Memorial Stadium’s renovation — a $321 million, multiyear endeavor that yielded a gleaming, earthquake-proof temple of football — has long been short on cash. In the beginning, campus officials contended that, recession and common sense be damned, donors would pay for almost the entire cost by purchasing expensive season tickets. As it stands now, the campus has collected less than 15 percent of the money to pay for the project.
This comes as a surprise to no one, except perhaps the campus’ braintrust that devised the scheme in the first place. Going forward, they still contend that, with some tweaks, ticket sales will pick up and pay for the majority of the project. But looking at the numbers — as of Dec. 31, the campus has received pledges for only $151.3 million worth of seats and collected just $43 million— it is hard to be as optimistic. And from a student’s perspective, it is a downright frightening position to be in when I consider how UC administrators have wriggled their way out of other holes they themselves have dug.
Take, for example, the $60 tuition surcharge the UC Board of Regents will likely renew on Thursday. That money does not go to student services or faculty salaries. It pays the damages stemming from a lawsuit brought after an epic UC screwup. Students are now paying out of pocket for mistakes made by university administrators a decade ago.
Or consider the proposed solutions to the university’s current Student Health Insurance Program quagmire. Over the past few years, the UC Office of the President coerced the university’s campuses to join the program, promising lower rates and increased stability for all parties. Instead, through some staggeringly bungled accounting and planning, the fund now has a $57 million deficit. Dramatically raising student payments into the plan is being considered as a possible fix.

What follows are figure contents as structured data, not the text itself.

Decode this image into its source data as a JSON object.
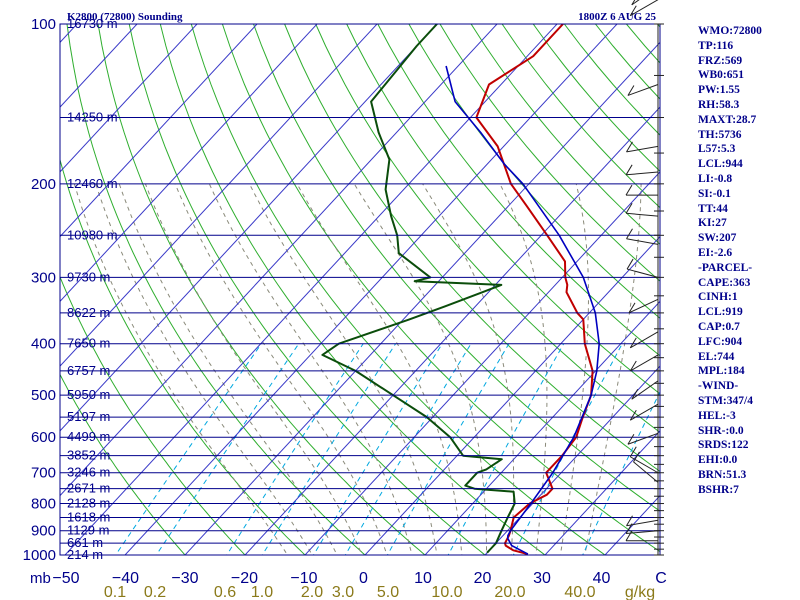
{
  "header": {
    "station": "K2800 (72800) Sounding",
    "time": "1800Z  6 AUG 25"
  },
  "colors": {
    "isobar": "#00008b",
    "isotherm": "#3a3ac8",
    "dry_adiabat": "#2fae2f",
    "moist_adiabat": "#8a8a7a",
    "mixing_ratio": "#00a8e0",
    "temperature": "#c00000",
    "dewpoint": "#0b4d0b",
    "parcel": "#0000c0",
    "wind": "#222222"
  },
  "chart_data": {
    "type": "line",
    "title": "",
    "xlabel": "C",
    "ylabel": "mb",
    "y_scale": "log",
    "ylim": [
      1000,
      100
    ],
    "xlim": [
      -50,
      50
    ],
    "pressure_ticks": [
      "100",
      "200",
      "300",
      "400",
      "500",
      "600",
      "700",
      "800",
      "900",
      "1000"
    ],
    "temp_ticks": [
      "−50",
      "−40",
      "−30",
      "−20",
      "−10",
      "0",
      "10",
      "20",
      "30",
      "40",
      "C"
    ],
    "mixing_ratio_label": "g/kg",
    "mixing_ratio_ticks": [
      "0.1",
      "0.2",
      "0.6",
      "1.0",
      "2.0",
      "3.0",
      "5.0",
      "10.0",
      "20.0",
      "40.0"
    ],
    "axis_unit": "mb",
    "height_labels": [
      {
        "p": 100,
        "label": "16730 m"
      },
      {
        "p": 150,
        "label": "14250 m"
      },
      {
        "p": 200,
        "label": "12460 m"
      },
      {
        "p": 250,
        "label": "10980 m"
      },
      {
        "p": 300,
        "label": "9730 m"
      },
      {
        "p": 350,
        "label": "8622 m"
      },
      {
        "p": 400,
        "label": "7650 m"
      },
      {
        "p": 450,
        "label": "6757 m"
      },
      {
        "p": 500,
        "label": "5950 m"
      },
      {
        "p": 550,
        "label": "5197 m"
      },
      {
        "p": 600,
        "label": "4499 m"
      },
      {
        "p": 650,
        "label": "3852 m"
      },
      {
        "p": 700,
        "label": "3246 m"
      },
      {
        "p": 750,
        "label": "2671 m"
      },
      {
        "p": 800,
        "label": "2128 m"
      },
      {
        "p": 850,
        "label": "1618 m"
      },
      {
        "p": 900,
        "label": "1129 m"
      },
      {
        "p": 950,
        "label": "661 m"
      },
      {
        "p": 1000,
        "label": "214 m"
      }
    ],
    "series": [
      {
        "key": "temperature",
        "points": [
          [
            996,
            27
          ],
          [
            980,
            24
          ],
          [
            960,
            22
          ],
          [
            950,
            21.5
          ],
          [
            920,
            21
          ],
          [
            900,
            20.5
          ],
          [
            850,
            19
          ],
          [
            800,
            19.5
          ],
          [
            770,
            21
          ],
          [
            750,
            21
          ],
          [
            700,
            17.5
          ],
          [
            650,
            17.5
          ],
          [
            600,
            17
          ],
          [
            550,
            15
          ],
          [
            500,
            13
          ],
          [
            450,
            9.5
          ],
          [
            400,
            4
          ],
          [
            360,
            0
          ],
          [
            350,
            -2
          ],
          [
            320,
            -7
          ],
          [
            310,
            -8
          ],
          [
            300,
            -9.5
          ],
          [
            280,
            -12
          ],
          [
            250,
            -19
          ],
          [
            220,
            -27
          ],
          [
            200,
            -33
          ],
          [
            170,
            -41
          ],
          [
            150,
            -49
          ],
          [
            130,
            -52
          ],
          [
            115,
            -49
          ],
          [
            100,
            -49
          ]
        ]
      },
      {
        "key": "dewpoint",
        "points": [
          [
            990,
            20
          ],
          [
            970,
            20
          ],
          [
            950,
            20
          ],
          [
            900,
            19
          ],
          [
            850,
            18
          ],
          [
            800,
            17
          ],
          [
            760,
            15
          ],
          [
            750,
            8
          ],
          [
            740,
            6
          ],
          [
            700,
            6
          ],
          [
            690,
            7
          ],
          [
            660,
            8
          ],
          [
            650,
            1
          ],
          [
            600,
            -4
          ],
          [
            550,
            -11
          ],
          [
            500,
            -20
          ],
          [
            450,
            -30
          ],
          [
            420,
            -38
          ],
          [
            400,
            -37
          ],
          [
            360,
            -29
          ],
          [
            340,
            -25
          ],
          [
            320,
            -21
          ],
          [
            310,
            -19
          ],
          [
            305,
            -34
          ],
          [
            300,
            -32
          ],
          [
            270,
            -41
          ],
          [
            250,
            -44
          ],
          [
            230,
            -48
          ],
          [
            205,
            -53
          ],
          [
            180,
            -57
          ],
          [
            160,
            -63
          ],
          [
            140,
            -69
          ],
          [
            110,
            -70
          ],
          [
            100,
            -70
          ]
        ]
      },
      {
        "key": "parcel",
        "points": [
          [
            996,
            27
          ],
          [
            960,
            23
          ],
          [
            930,
            21.2
          ],
          [
            919,
            20.8
          ],
          [
            900,
            20.5
          ],
          [
            800,
            19.7
          ],
          [
            700,
            18.6
          ],
          [
            600,
            16.6
          ],
          [
            500,
            13
          ],
          [
            450,
            10.2
          ],
          [
            400,
            6.4
          ],
          [
            350,
            1
          ],
          [
            300,
            -6.5
          ],
          [
            250,
            -17
          ],
          [
            200,
            -31
          ],
          [
            184,
            -37
          ],
          [
            160,
            -46
          ],
          [
            140,
            -55
          ],
          [
            120,
            -62
          ]
        ]
      }
    ]
  },
  "indices": [
    "WMO:72800",
    "TP:116",
    "FRZ:569",
    "WB0:651",
    "PW:1.55",
    "RH:58.3",
    "MAXT:28.7",
    "TH:5736",
    "L57:5.3",
    "LCL:944",
    "LI:-0.8",
    "SI:-0.1",
    "TT:44",
    "KI:27",
    "SW:207",
    "EI:-2.6",
    "-PARCEL-",
    "CAPE:363",
    "CINH:1",
    "LCL:919",
    "CAP:0.7",
    "LFC:904",
    "EL:744",
    "MPL:184",
    "-WIND-",
    "STM:347/4",
    "HEL:-3",
    "SHR-:0.0",
    "SRDS:122",
    "EHI:0.0",
    "BRN:51.3",
    "BSHR:7"
  ]
}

Or just look at the years of consistent tuition increases, one of which was expressly committed to paying for employee pensions. This problem arose because UC administrators, in concert with state leaders, decided to stop paying into the UC’s pension plan in 1990. Two decades later, students are left to pick up the pieces.
On campus, the majority of another capital project is already funded by students. Of the $223 million required to reconstruct Lower Sproul Plaza, students must pony up $124 million. Apparently, students at public universities are now expected to pay for their facilities themselves.
This is all not to suggest that the Memorial Stadium situation mirrors these other instances outlined above. But parallels between them exist — namely, administrators’ overestimations, outright mistakes and stated plans have led to students funding more of a public university’s operations than they should. So when we consider the current Memorial Stadium mire, is it really that hard to imagine that 10 or 20 years down the road students will pick up the tab?
The campus will immediately come out and say this will never happen. And it likely will not for many years. But this administration’s own record allows for this possibility. Not only has it already shown a willingness to allow students to fund capital projects, but it has also already used student fees to fund athletic department expenditures.
So as the Endowment Seating Program sputters along over the next decade, continually missing its fundraising targets along the way, pay attention to where the administration is looking for money. It might have its eye on your wallet.